Fig. 4: Lung dysbiosis features and clusters predict 60-day survival.

A, B: Forest plots of effect sizes (point estimates and 95% confidence intervals) for dysbiosis features (Shannon index, bacterial load, anaerobe and pathogen abundance) in three different models: (i) mixed linear regression models with random patient intercepts for the longitudinal change of dysbiosis features during follow-up sampling, (ii) the age-adjusted hazards ratios from Cox-proportional hazards models for the baseline values of each feature on 60-day survival, and (iii) joint-modeling with adjusted beta-coefficient for the effect of each longitudinally-measured feature on survival.
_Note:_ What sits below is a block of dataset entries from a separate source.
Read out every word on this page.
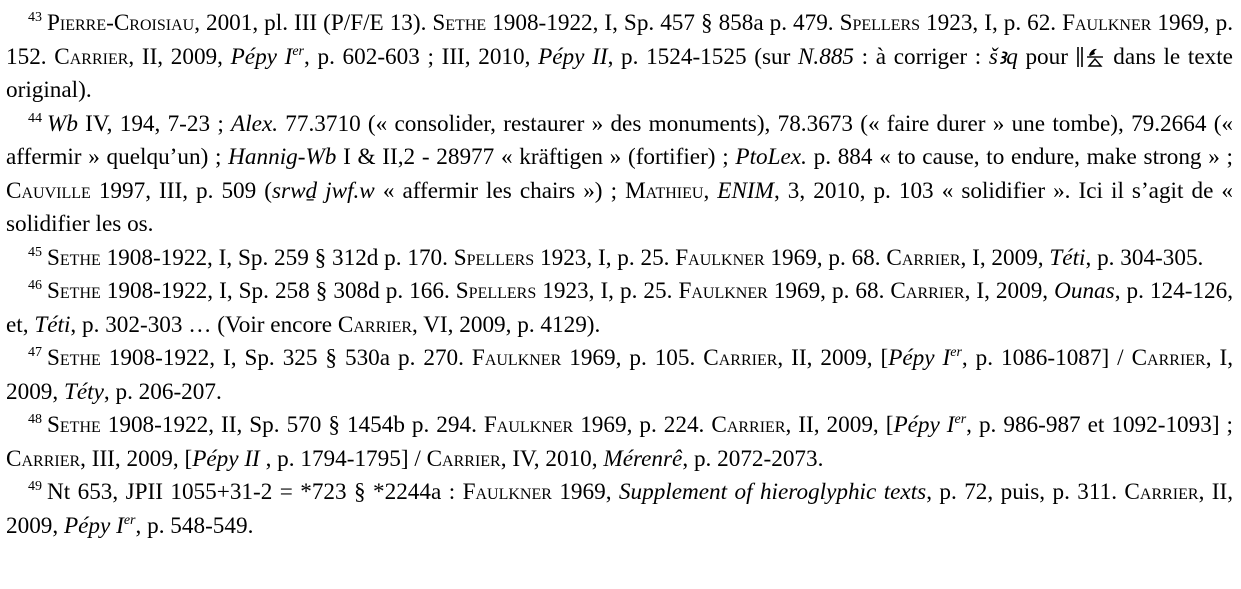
$^{43}$ Pierre-Croisiau, 2001, pl. III (P/F/E 13). Sethe 1908-1922, I, Sp. 457 § 858a p. 479. Spellers 1923, I, p. 62. Faulkner 1969, p. 152. Carrier, II, 2009, Pépy Ier, p. 602-603 ; III, 2010, Pépy II, p. 1524-1525 (sur N.885 : à corriger : šꜣq pour
dans le texte original).

$^{44}$ Wb IV, 194, 7-23 ; Alex. 77.3710 (« consolider, restaurer » des monuments), 78.3673 (« faire durer » une tombe), 79.2664 (« affermir » quelqu’un) ; Hannig-Wb I & II,2 - 28977 « kräftigen » (fortifier) ; PtoLex. p. 884 « to cause, to endure, make strong » ; Cauville 1997, III, p. 509 (srwḏ jwf.w « affermir les chairs ») ; Mathieu, ENIM, 3, 2010, p. 103 « solidifier ». Ici il s’agit de « solidifier les os.

$^{45}$ Sethe 1908-1922, I, Sp. 259 § 312d p. 170. Spellers 1923, I, p. 25. Faulkner 1969, p. 68. Carrier, I, 2009, Téti, p. 304-305.

$^{46}$ Sethe 1908-1922, I, Sp. 258 § 308d p. 166. Spellers 1923, I, p. 25. Faulkner 1969, p. 68. Carrier, I, 2009, Ounas, p. 124-126, et, Téti, p. 302-303 … (Voir encore Carrier, VI, 2009, p. 4129).

$^{47}$ Sethe 1908-1922, I, Sp. 325 § 530a p. 270. Faulkner 1969, p. 105. Carrier, II, 2009, [Pépy Ier, p. 1086-1087] / Carrier, I, 2009, Téty, p. 206-207.

$^{48}$ Sethe 1908-1922, II, Sp. 570 § 1454b p. 294. Faulkner 1969, p. 224. Carrier, II, 2009, [Pépy Ier, p. 986-987 et 1092-1093] ; Carrier, III, 2009, [Pépy II , p. 1794-1795] / Carrier, IV, 2010, Mérenrê, p. 2072-2073.

$^{49}$ Nt 653, JPII 1055+31-2 = *723 § *2244a : Faulkner 1969, Supplement of hieroglyphic texts, p. 72, puis, p. 311. Carrier, II, 2009, Pépy Ier, p. 548-549.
Joint modeling showed that pathogen abundance in the oral compartment and anaerobe abundance in the lung compartment had borderline statistically significant effects on 60-day survival. Joint-models for bacterial load by qPCR did not converge due to low number of longitudinal measurements. C. Kaplan-Meier curves for 60-day survival from intubation stratified by oral (A), lung (B) and gut (C) bacterial DMM clusters. The Low-Diversity lung DMM cluster was independently predictive of worse survival (adjusted Hazard Ratio = 2.22 (1.0.7-4.63), Cox regression p = 0.03), following adjustment for age, sex, history of COPD, immunosuppression, severity of illness by sequential organ failure assessment (SOFA) scores and host-response subphenotypes. Longitudinal analysis of lung DMM clusters showed that patients who remained in the low diversity cluster from the baseline to the middle interval (“Low Diversity Persisters”) had significantly worse survival than other patients with available follow-up samples (age-adjusted HR = 2.73 [1.19–6.42], Cox regression p = 0.02). Source data are provided as a Source Data file. Displayed data include 380 oral, 393 lung and 216 gut samples from ICU patients obtained at baseline.